Updated December 29, 2000, 9:56 a.m. ET ET
Police fear shrewd inmate is leading band of escapees  
   

DALLAS (AP) — Police believe an armed robber described as a master criminal is leading a band of heavily armed escaped inmates accused of killing a police officer, and authorities fear the group may be planning a violent showdown.

"They are apparently on a mission, and it's a pretty dark mission," FBI spokeswoman Lori Bailey told The Dallas Morning News. "Does anybody know what that is right now? I don't think anybody does."

Bailey said the federal agency was compiling behavioral profiles of the escaped convicts.

The only clue to the plans of the seven inmates, which includes two murderers, was a note left during their escape from a Kenedy prison on Dec. 13: "You haven't heard the last of us."

The last anyone has apparently seen of them was a robbery at an Irving sporting goods store on Christmas Eve that left a police officer dead. The bandits got away with more than two dozen weapons, including semiautomatic hunting rifles and pistols.

When they broke out of prison, they escaped with an arsenal of weapons taken from a guard tower.

Those weapons and rumors that they are being aided raises the specter of a violent standoff, Bailey said.

"Certainly we're all concerned about that," she told the Los Angeles Times. "They have quite a cache of weapons and ammunition, and they're obviously not afraid to use them."

Authorities believe gang leader is George Rivas, who was serving 99 years for aggravated kidnapping and burglary. Prosecutors and law officers called him "one of the most dangerous men in El Paso."

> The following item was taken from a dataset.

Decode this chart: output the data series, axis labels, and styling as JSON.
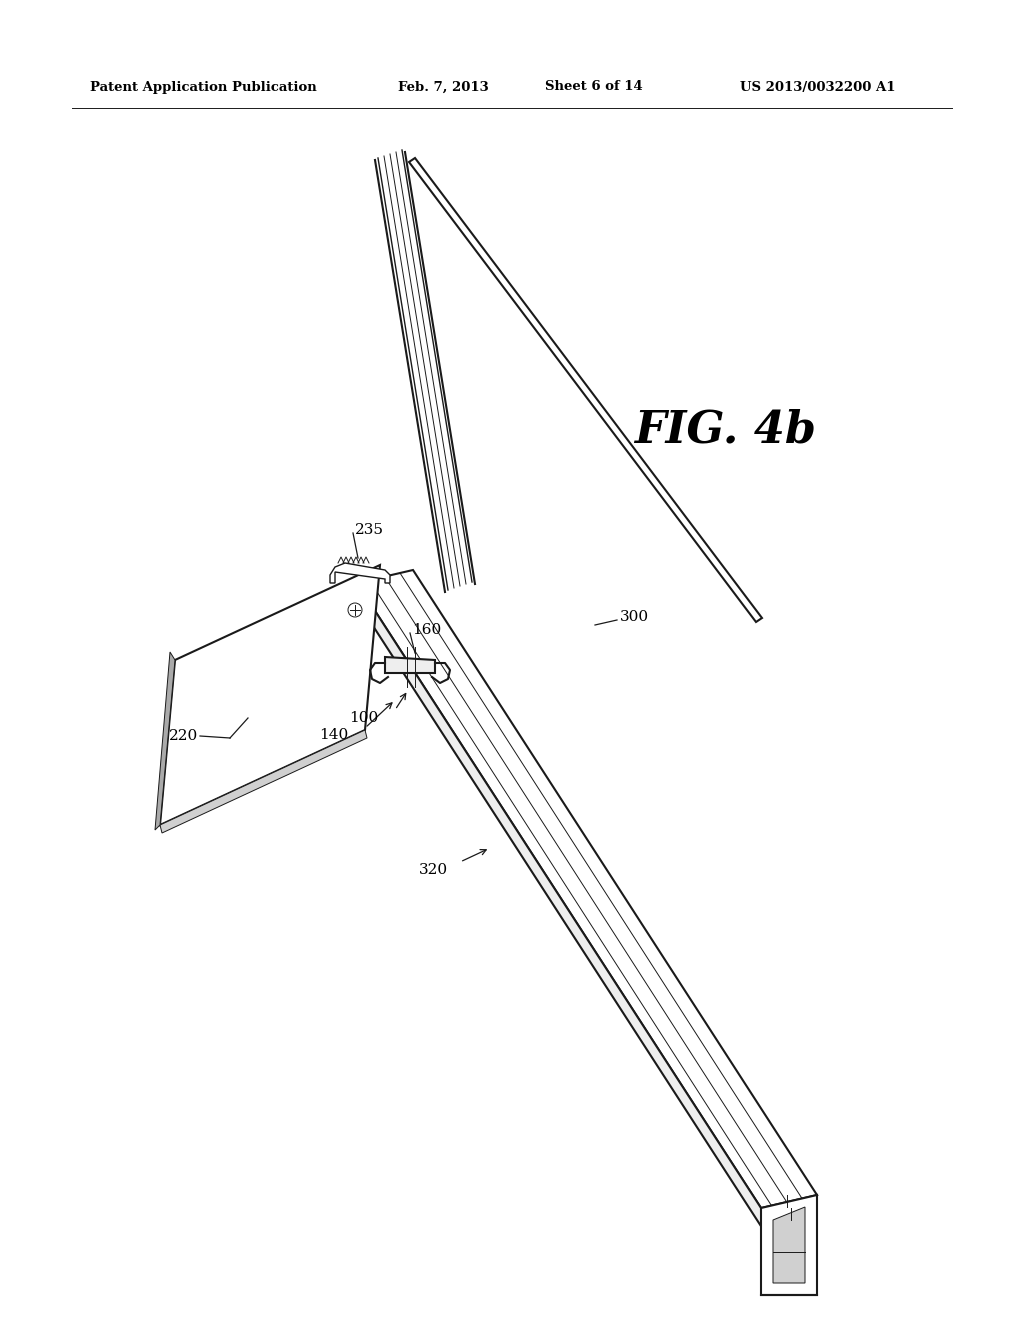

Rivas was caught after a string of armed robberies in El Paso, which resembled the Christmas Eve robbery and included the same target — an Oshman's Super Sports USA store. His arrest followed a three-hour standoff with police.

The slain rookie police officer, 29-year-old Aubrey Hawkins, was remembered Thursday as a kind, helpful man whose lifelong dream was to make the world better by fighting crime.

"It's not how Aubrey died that made him my hero — it's how he lived," Irving Police Chief Lowell Cannaday told the more than 1,000 people packed in the Calvary Temple.